Question

A point $\text{P}$ lies on the axis of a fixed ring of mass $M$ and radius $R$, at a distance $2R$ from its centre $\text{O}$. A small particle which is at rest starts from $\text{P}$ and reaches $\text{O}$ under the influence of gravitational attraction only. Its speed at $\text{O}$ will be

• A. $\sqrt{\frac{2GM}{R}(1-\frac{1}{\sqrt{5}})}$
• B. $\sqrt{\frac{2GM}{R}}$
• C. $\sqrt{\frac{2GM}{R}(\sqrt{5}-1)}$
• D. Zero

Answer 1

The correct option is A $\sqrt{\frac{2GM}{R}(1-\frac{1}{\sqrt{5}})}$

Since no work is done by the external forces on the system (ring + mass), mechanical energy of the system will be conserved.

The potential at a point along the axis of the ring at a distance $r$ from the center is given as
$$V=-\frac{GM}{\sqrt{(R^2+r^2)}}$$ Potential at point $\text{P}$,

$V_P=-\frac{GM}{\sqrt{(R^2+(2R{)}^2)}}=-\frac{GM}{R\sqrt{5}}$

Potential at point $\text{O}$,

$V_O=-\frac{GM}{\sqrt{(R^2+(0{)}^2)}}=-\frac{GM}{R}$

Let, $m$ be the mass of the particle placed at point $\text{P}$ and $v$ be its velocity at point $\text{O}$.

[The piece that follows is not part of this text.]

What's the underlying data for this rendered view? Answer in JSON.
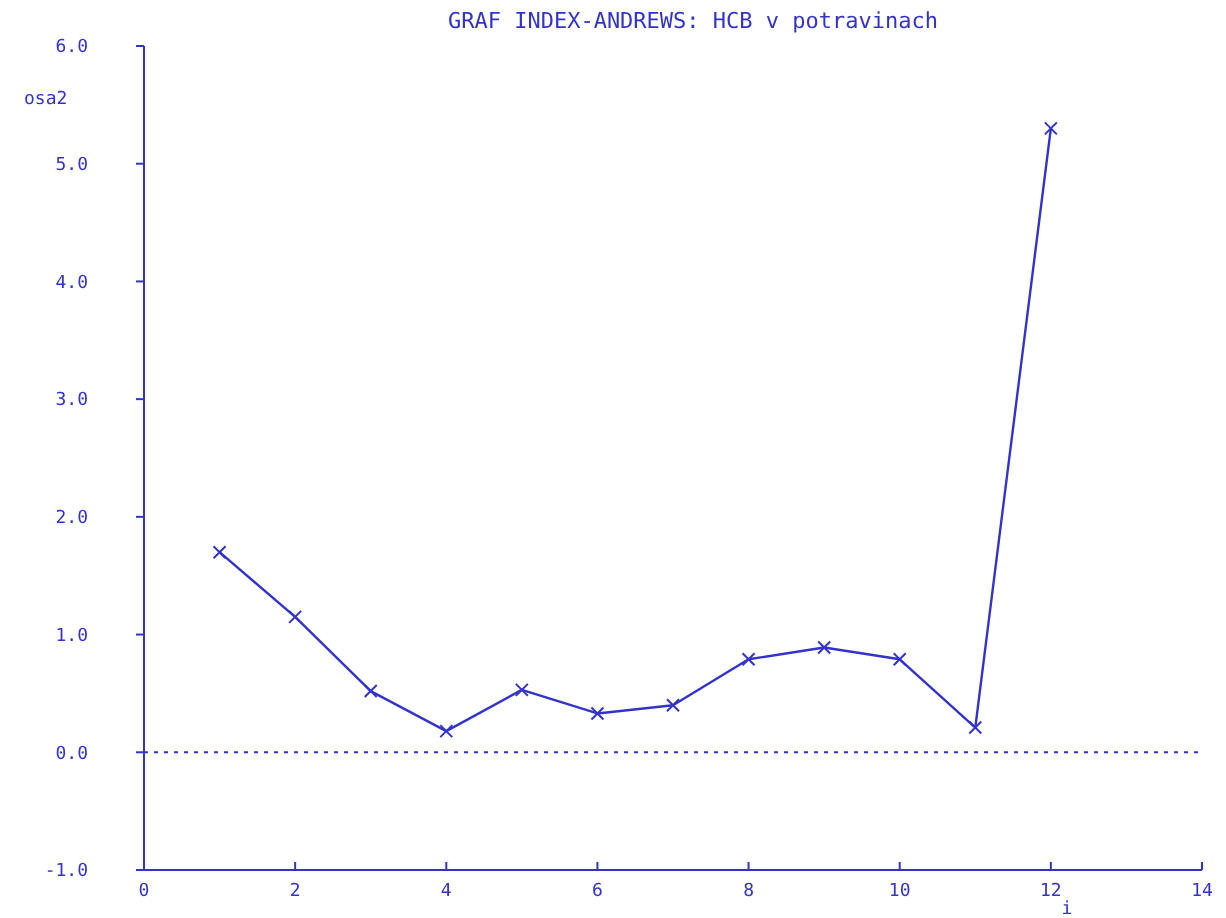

Now, conserving mechanical energy between the initial and final positions:

$P.E_P+K.E_P=P.E_O+K.E_O$

$\Rightarrow m{V}_P+0=m{V}_O+\frac{1}{2}m{v}^2$

$\Rightarrow -\frac{GMm}{R\sqrt{5}}+0=-\frac{GMm}{R}+\frac{1}{2}m{v}^2$ ,

$\Rightarrow v^2=\frac{2GM}{R}(1-\frac{1}{\sqrt{5}})$

$\Rightarrow v=\sqrt{\frac{2GM}{R}(1-\frac{1}{\sqrt{5}})}$

Hence, Option (a) is the correct answer.

Key Concept: The potential of a point on the axis of the ring at a distance $r$ from the center is given as $$V=-\frac{GM}{\sqrt{(R^2+r^2)}}$$ Why this question: To make students apply energy conservation for extended objects. The crucial aspect is to remember the result for gravitational potential of various mass distributions.